Resenhando.com - Em “Antes do Início”, você revela que ninguém em sua família africana toca tambores ou veste roupas tradicionais, mas você ensina capoeira angola às crianças da Guiné. A cultura afro-brasileira está mais próxima da África do que a própria África?
Ernesto Mané Algumas mulheres da minha família, inclusive a minha avó, usam roupas tradicionais. De fato, não tive contato com nenhum parente que tocasse instrumentos musicais locais. Mas isso não os torna menos africanos. São indivíduos pertencentes a um continente que possui uma diversidade cultural riquíssima e que continua sendo a fonte de referência para toda a diáspora, incluindo o Brasil.


Se fosse possível colocar seu livro nas mãos de uma única pessoa - viva ou morta - para que ela o lesse com atenção, quem seria essa pessoa?
Ernesto Mané Seria o meu pai, seguramente. Na verdade, o diário de viagem que serviu de inspiração para o livro ficou por algum tempo guardado junto com alguns dos meus pertences na casa do meu pai. Tenho algumas evidências de que ele talvez tenha lido o diário, embora nem ele nem eu jamais tenhamos puxado o assunto em nossas conversas.


Em algum momento, entre o transporte de uma galinha viva e os silêncios da memória familiar, você se sentiu um estrangeiro em sua própria origem?
Ernesto Mané Eu me senti bastante acolhido pela minha família africana. A etnia a qual pertenço, a balanta, é patrilinear, de modo que todos reconheceram que eu era guineense, a única diferença sendo a de que eu fui “parido fora” da Guiné-Bissau. Hoje, minha leitura sobre os silêncios da memória familiar tem muito a ver com o dano causado pelo colonialismo ao tecido social e familiar do país, que sofreu com a presença colonial portuguesa por mais de 500 anos. Esse dano causou e causa muita dor, sofrimento e vergonha para todos os afetados, de modo que eu entendo que estava sendo poupado pela minha própria família dos detalhes acerca de um capítulo triste da história recente da Guiné-Bissau.

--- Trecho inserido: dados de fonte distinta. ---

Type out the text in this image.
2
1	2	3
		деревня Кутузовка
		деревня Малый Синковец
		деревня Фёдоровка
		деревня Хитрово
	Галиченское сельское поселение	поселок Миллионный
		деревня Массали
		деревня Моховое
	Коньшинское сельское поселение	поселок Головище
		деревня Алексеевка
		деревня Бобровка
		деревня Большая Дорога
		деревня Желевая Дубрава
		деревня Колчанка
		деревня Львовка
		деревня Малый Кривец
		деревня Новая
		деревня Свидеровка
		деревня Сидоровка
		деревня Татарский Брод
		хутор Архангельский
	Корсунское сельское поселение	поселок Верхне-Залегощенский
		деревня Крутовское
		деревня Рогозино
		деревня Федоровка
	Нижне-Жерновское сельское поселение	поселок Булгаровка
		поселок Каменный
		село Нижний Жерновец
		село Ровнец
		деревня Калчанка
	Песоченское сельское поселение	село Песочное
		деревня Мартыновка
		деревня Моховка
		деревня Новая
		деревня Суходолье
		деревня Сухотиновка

Você é um diplomata que lida com desarmamento e segurança internacional, mas seu livro desmonta outro tipo de armamento: o emocional, o simbólico, o familiar. Foi mais difícil negociar com líderes mundiais ou com seus próprios fantasmas?
Ernesto Mané Se, por um lado, minha decisão de publicar livro sobre a viagem que fiz a Guiné-Bissau foi fruto de uma negociação interna, em que tive que lidar com meus próprios fantasmas, por outro, a questão do armamento nuclear está intimamente vinculada com as relações coloniais. Portugal, por exemplo, já fazia parte da Organização do Tratado do Atlantico Norte - OTAN, durante a luta pela independência da Guiné-Bissau. Cabe lembrar que a OTAN é uma aliança fundada em cima do poderio nuclear de seus membros. Atualmente vivemos em um período de grande tensão internacional, que tem colocado em xeque a segurança de toda a humanidade. Meu trabalho como diplomata e como físico tem sido guiado pela convicção de que essas armas precisam ser eliminadas, pois representam um grande risco existencial. Sem dúvidas, essa tarefa é urgente e muito mais difícil do que lidar com meus próprios fantasmas, uma vez que o livro foi publicado, mas os países nuclearmente armados seguem aumentando seus arsenais.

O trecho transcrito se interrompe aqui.